U.S. natural gas production has been growing at more than twice the rate of domestic demand growth since 2005. The U.S. gas market has been unable to absorb the rapid increase, particularly in constrained gas production basins, leading to lower well-head prices, and forcing the shut-in of actively-producing wells, creating spare production capacity, non-productive resources, and a redeployment of production resources to unconstrained gas-producing regions and to oil fields.
So Downeast comes right out and says what everybody knows but didn’t want to put in writing – there is no national or regional demand for Marcellus shale gas. For the purposes of PennEast let me focus on the regional side. They make it plain – the NorthEast doesn’t need the gas from the PennEast pipeline. We’ve got tons of spare production capacity that has no where to go. It’s so bad they’ve actually been shutting down wells. The collapse of prices in the oil market have had an additional knock-on effect of causing even more well closures as natural gas follows oil’s suit and hits historic lows.
But wait, there’s more! Downeast quantifies the difference for us:
Based on these scenarios, discussed above, domestic demand growth for natural gas will average between 0.7% and 0.9% annually with total estimated demand of between 28.45 Tcf and 30.55 Tcf by 2040. However, over this same time period, domestic natural gas production is projected to grow between 1.5% and 1.7% annually, or approximately twice the rate of growth in domestic natural gas demand. Domestic natural gas production will exceed domestic demand by over 25% for both the Reference Case and High Economic Growth Case, or between 7.6 Tcf and 7.9 Tcf (20.9 Bcf/d to 21.7 Bcf/d) by 2040.

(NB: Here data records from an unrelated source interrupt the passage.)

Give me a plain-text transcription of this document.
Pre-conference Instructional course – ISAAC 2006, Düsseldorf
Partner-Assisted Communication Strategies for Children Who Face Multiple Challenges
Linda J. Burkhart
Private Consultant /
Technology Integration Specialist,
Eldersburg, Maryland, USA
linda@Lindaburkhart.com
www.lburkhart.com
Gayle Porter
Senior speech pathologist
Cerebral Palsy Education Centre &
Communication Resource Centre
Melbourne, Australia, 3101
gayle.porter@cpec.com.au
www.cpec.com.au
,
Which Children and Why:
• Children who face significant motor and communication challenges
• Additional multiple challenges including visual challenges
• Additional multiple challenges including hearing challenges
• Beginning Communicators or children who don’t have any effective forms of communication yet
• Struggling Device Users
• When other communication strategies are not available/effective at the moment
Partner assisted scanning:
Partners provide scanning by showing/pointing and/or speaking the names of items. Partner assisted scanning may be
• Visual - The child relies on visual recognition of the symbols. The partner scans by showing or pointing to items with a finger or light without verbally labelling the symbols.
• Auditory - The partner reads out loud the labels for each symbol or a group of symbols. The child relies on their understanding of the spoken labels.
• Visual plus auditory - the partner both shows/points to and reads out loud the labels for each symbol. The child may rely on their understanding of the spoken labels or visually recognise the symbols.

So shale gas producers are actually producing twice as much gas as we’ll need for growth.
Finally we come to the appendixes, which gives all of the data used to support their application. This area is lengthy but one part caught my eye in particular. There’s a section that talks about supply routes, and basically details where Downeast might get its gas from.
One portion talks about the “Spectra Route”:
The Spectra Route provides an opportunity for DELNG shippers to source natural gas from the Marcellus/Utica region at upstream points on Algonquin’s system (i.e., Lambertville, New Jersey or Ramapo, New York) and then transport it on one of Spectra’s proposed pipeline expansions into New England.
Lambertville, NJ? Does that ring a bell? It does to me – Lambertville is where the PennEast pipeline interconnects with the Algonquin pipeline system owned by Spectra Energy. In the above quote Downeast is proposing to use that interconnection to get Marcellus gas via PennEast.
And there you have it folks. Does anyone still have any doubt that a significant portion of the PennEast gas is going over seas now?
The US Department of Energy (DOE) did not approve building an import/export terminal. What the DOE did do was approve exporting natural gas in the form of LNG to foreign nations, but only if the terminal were actually constructed. Downeast LNG must still satisfy all the permitting requirements of the Federal Energy Regulatory Commission (FERC), the US Department of Transportation’s Pipeline and Hazardous Materials Safety Administration (PHMSA), the Army Corps of Engineers, the State of Maine Department of Environmental Protection, and others.
There remain numerous permitting obstacles before Downeast LNG could construct an import/export terminal.